"'I know she'd like to see me, darling, if only just to nod to, and I promise I will go away quickly. Indeed, indeed I would not tire her! I want to tell her the train was late and the doctor would not let me come up yesterday. Only one second, PLEASE, Charty! …'
"'But, my darling heart, she's unconscious. She has never been conscious all day. She would not know you!'
"I sank stunned upon the stair. Some one touched my shoulder:
"'You had better go to bed, it is past one. No, you can't sleep here: there's no bed. You must lie down; a sofa won't do, you are too ill. Very well, then, you are not ill, but you will be to- morrow if you don't go to bed.'
"I found myself in the street, Arthur Balfour holding one of my
arms and Spencer Lyttelton the other. They took me to 40 Grosvenor
Square. I went to bed and early next morning I went across to
Upper Brook Street. The servant looked happy:
"'She's better, miss, and she's conscious.'
"I flew upstairs, and Charty met me in her dressing-gown. She was calm and capable as always, but a new look, less questioning and more intense, had come into her face. She said:
"'You can go in now.'
"I felt a rushing of my soul and an over-eagerness that half- stopped me as I opened the door and stood at the foot of the wooden bed and gazed at what was left of Laura.

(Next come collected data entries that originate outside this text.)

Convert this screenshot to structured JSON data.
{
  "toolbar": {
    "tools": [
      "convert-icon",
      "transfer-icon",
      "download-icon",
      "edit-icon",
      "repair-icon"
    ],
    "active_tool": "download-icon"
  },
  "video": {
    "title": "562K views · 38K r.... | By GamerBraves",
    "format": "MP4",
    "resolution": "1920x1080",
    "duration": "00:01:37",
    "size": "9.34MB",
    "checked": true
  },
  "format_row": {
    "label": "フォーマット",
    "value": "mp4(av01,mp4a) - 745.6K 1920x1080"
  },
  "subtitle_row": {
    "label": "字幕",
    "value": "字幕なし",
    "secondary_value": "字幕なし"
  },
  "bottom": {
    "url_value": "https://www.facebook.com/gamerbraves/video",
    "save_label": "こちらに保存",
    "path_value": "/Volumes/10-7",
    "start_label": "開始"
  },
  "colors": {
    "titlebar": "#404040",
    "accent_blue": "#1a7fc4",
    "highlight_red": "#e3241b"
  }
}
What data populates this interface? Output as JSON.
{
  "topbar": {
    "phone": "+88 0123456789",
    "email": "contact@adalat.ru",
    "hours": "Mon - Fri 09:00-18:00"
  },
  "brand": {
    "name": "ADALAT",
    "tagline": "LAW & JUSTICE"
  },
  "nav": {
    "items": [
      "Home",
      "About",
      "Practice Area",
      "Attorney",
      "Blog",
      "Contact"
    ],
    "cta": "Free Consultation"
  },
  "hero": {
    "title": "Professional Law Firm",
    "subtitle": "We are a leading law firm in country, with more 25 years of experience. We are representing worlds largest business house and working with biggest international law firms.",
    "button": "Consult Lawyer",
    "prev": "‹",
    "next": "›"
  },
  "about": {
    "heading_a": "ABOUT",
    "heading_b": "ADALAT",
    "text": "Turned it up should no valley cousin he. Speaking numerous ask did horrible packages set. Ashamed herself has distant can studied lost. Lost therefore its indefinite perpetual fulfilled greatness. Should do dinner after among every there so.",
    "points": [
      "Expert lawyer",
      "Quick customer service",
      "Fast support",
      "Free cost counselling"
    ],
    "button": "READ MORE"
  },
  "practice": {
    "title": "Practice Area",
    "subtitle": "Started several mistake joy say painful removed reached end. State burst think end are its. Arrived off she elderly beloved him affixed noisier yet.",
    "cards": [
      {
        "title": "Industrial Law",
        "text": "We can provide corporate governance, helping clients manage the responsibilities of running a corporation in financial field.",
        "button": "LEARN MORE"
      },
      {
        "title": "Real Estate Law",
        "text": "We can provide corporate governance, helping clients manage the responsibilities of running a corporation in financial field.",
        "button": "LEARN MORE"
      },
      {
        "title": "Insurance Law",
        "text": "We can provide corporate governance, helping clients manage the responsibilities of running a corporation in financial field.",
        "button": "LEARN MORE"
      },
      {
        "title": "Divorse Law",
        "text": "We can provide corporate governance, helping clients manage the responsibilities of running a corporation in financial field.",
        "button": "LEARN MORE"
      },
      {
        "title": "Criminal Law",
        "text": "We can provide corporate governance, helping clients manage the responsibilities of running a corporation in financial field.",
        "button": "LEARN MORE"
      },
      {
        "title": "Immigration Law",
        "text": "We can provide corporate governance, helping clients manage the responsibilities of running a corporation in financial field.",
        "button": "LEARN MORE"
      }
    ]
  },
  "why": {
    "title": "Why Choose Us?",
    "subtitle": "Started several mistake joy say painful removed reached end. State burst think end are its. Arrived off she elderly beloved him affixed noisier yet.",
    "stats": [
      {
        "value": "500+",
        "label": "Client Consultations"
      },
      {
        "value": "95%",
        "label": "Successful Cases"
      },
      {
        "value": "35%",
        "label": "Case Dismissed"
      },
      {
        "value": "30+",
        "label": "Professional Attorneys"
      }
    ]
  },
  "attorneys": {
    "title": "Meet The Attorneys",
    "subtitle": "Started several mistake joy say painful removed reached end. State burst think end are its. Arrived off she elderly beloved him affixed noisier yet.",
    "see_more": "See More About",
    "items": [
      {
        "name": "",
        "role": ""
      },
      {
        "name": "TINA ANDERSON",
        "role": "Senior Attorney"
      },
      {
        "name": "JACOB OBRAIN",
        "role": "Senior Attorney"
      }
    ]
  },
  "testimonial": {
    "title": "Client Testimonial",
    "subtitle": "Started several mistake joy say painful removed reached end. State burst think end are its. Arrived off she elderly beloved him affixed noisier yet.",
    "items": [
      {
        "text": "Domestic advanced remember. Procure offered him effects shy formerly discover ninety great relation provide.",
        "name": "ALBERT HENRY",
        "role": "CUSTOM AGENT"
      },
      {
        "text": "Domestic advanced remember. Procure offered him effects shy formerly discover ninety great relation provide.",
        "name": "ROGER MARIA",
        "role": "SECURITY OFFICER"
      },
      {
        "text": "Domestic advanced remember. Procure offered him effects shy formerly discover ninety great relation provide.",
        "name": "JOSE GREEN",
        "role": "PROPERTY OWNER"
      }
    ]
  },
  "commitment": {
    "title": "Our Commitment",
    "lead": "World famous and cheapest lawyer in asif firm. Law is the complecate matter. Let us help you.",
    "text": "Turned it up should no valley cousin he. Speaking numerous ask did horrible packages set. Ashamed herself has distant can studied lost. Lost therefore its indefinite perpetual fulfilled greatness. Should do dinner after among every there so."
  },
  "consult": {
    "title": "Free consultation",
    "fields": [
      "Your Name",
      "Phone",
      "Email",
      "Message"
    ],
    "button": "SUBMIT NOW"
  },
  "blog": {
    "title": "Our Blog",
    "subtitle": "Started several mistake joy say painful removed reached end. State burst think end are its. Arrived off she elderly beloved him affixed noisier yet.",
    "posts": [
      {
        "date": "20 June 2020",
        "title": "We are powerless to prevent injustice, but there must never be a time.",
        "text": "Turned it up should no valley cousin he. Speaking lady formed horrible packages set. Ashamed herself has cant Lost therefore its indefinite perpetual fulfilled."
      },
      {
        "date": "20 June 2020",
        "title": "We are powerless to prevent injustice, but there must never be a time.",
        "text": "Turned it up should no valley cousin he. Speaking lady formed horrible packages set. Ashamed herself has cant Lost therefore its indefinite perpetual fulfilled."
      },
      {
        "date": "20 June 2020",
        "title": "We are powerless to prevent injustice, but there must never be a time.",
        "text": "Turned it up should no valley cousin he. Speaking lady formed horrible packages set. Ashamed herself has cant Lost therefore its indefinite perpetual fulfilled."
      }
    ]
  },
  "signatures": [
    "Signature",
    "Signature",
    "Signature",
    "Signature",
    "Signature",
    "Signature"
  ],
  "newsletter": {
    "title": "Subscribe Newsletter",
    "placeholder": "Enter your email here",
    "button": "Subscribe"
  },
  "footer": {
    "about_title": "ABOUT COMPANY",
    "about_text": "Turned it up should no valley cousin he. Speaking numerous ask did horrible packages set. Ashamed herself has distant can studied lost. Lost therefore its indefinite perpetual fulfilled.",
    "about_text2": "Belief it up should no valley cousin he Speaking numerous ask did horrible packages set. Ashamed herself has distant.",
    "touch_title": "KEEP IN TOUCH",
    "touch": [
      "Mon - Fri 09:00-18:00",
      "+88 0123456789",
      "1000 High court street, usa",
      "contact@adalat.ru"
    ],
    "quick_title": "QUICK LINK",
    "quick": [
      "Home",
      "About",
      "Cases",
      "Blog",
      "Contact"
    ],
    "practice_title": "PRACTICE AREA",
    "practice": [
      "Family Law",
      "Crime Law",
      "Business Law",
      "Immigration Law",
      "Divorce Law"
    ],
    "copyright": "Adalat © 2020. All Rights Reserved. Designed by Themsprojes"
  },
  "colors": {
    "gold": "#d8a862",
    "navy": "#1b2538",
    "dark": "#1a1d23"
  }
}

"Her face had shrunk to the size of a child's; her lashes lay a black wall on the whitest of cheeks; her hair was hanging dragged up from her square brow in heavy folds upon the pillow. Her mouth was tightly shut and a dark blood-stain marked her chin. After a long silence, she moved and muttered and opened her eyes. She fixed them on me, and my heart stopped. I stretched my hands out towards her, and said, 'Laura!'… But the sound died; she did not know me. I knew after that she could not live.